Zipmex, a Thai crypto exchange grappling with financial difficulties, has proposed a restructuring plan to repay its creditors.
The rescue plan involves an initial payout of approximately 3.35 cents per dollar of claims, with the possibility of increasing the repayment to as much as 29.35 cents per dollar. This contingent increase depends on the successful recovery of funds under the revised restructuring strategy.
The company, which filed for bankruptcy protection in Singapore in 2022, has been working to manage its debt of $97.1 million. The financial woes of Zipmex were exacerbated by its $53 million exposure to troubled crypto lenders Babel Finance and Celsius. The exchange has since been seeking court extensions for a moratorium on its debt to strategize its recovery and repayment plan.
However, the proposed restructuring scheme has met resistance from major creditors, who are calling for an independent review of the company’s liabilities. Zipmex CEO Marcus Lim commented on the restructuring plan, noting inaccuracies in the figures reported by Bloomberg but without confirming the specific details of the proposal.
The creditors are expected to vote on the current restructuring plan in early December.

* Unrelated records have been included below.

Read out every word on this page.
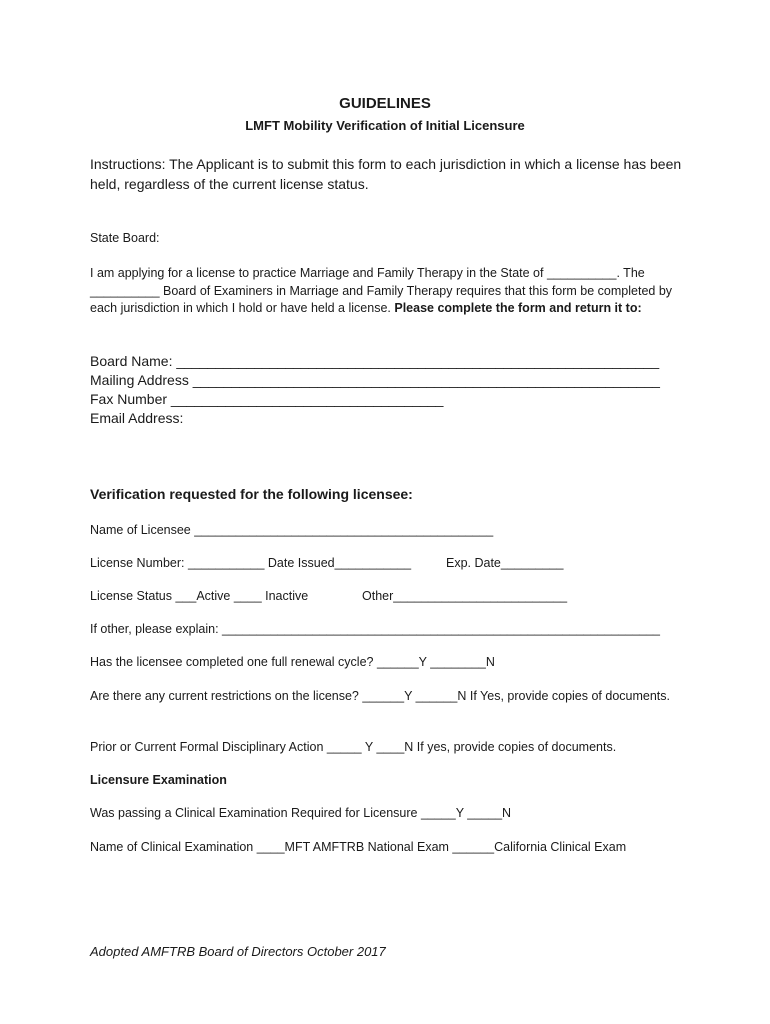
GUIDELINES
LMFT Mobility Verification of Initial Licensure
Instructions: The Applicant is to submit this form to each jurisdiction in which a license has been held, regardless of the current license status.
State Board:
I am applying for a license to practice Marriage and Family Therapy in the State of __________. The __________ Board of Examiners in Marriage and Family Therapy requires that this form be completed by each jurisdiction in which I hold or have held a license. Please complete the form and return it to:
Board Name: ______________________________________________________________
Mailing Address ____________________________________________________________
Fax Number ___________________________________
Email Address:
Verification requested for the following licensee:
Name of Licensee ___________________________________________
License Number: ___________ Date Issued___________	Exp. Date_________
License Status ___Active ____ Inactive	Other_________________________
If other, please explain: _______________________________________________________________
Has the licensee completed one full renewal cycle? ______Y ________N
Are there any current restrictions on the license? ______Y ______N If Yes, provide copies of documents.
Prior or Current Formal Disciplinary Action _____ Y ____N If yes, provide copies of documents.
Licensure Examination
Was passing a Clinical Examination Required for Licensure _____Y _____N
Name of Clinical Examination ____MFT AMFTRB National Exam ______California Clinical Exam
Adopted AMFTRB Board of Directors October 2017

Meanwhile, Zipmex announced the suspension of all digital asset trading in Thailand by January 31, 2024. The exchange has been under investigation by Thailand’s Securities and Exchange Commission since early 2023, adding to its regulatory and financial challenges.
Based in Singapore, Zipmex operates across Thailand, Australia, and Indonesia, but it has come under scrutiny by Thailand’s SEC. The issues involve allegations of improper use of a digital asset custodian service by Zipmex Thailand and accusations that the company directed customers towards the Singapore-based exchange Zipmex Pte, raising conflict of interest concerns.
The exchange’s troubles are compounded by its struggle to repay creditors following losses tied to crypto lenders Babel Finance and Genesis. A potential $100 million buyout deal that could have offered some relief to Zipmex fell through earlier this year when the prospective buyer, V Ventures, withdrew.
Further complicating the situation, on January 10, Zipmex was subject to a new investigation by the SEC of Thailand over potential violations of local rules. The following day, the exchange faced a deadline to confirm or deny to the SEC whether it had been operating as a digital asset fund manager without the necessary authorization.
The SEC’s scrutiny of Zipmex is not new; it began months ago. In September 2022, the SEC lodged a police report against Zipmex and its co-founder, Akalarp Yimwilai, for alleged noncompliance with local laws. Specifically, the SEC pointed out that Zipmex failed to provide required information on digital wallets and crypto transactions as mandated by the country’s Digital Assets Act.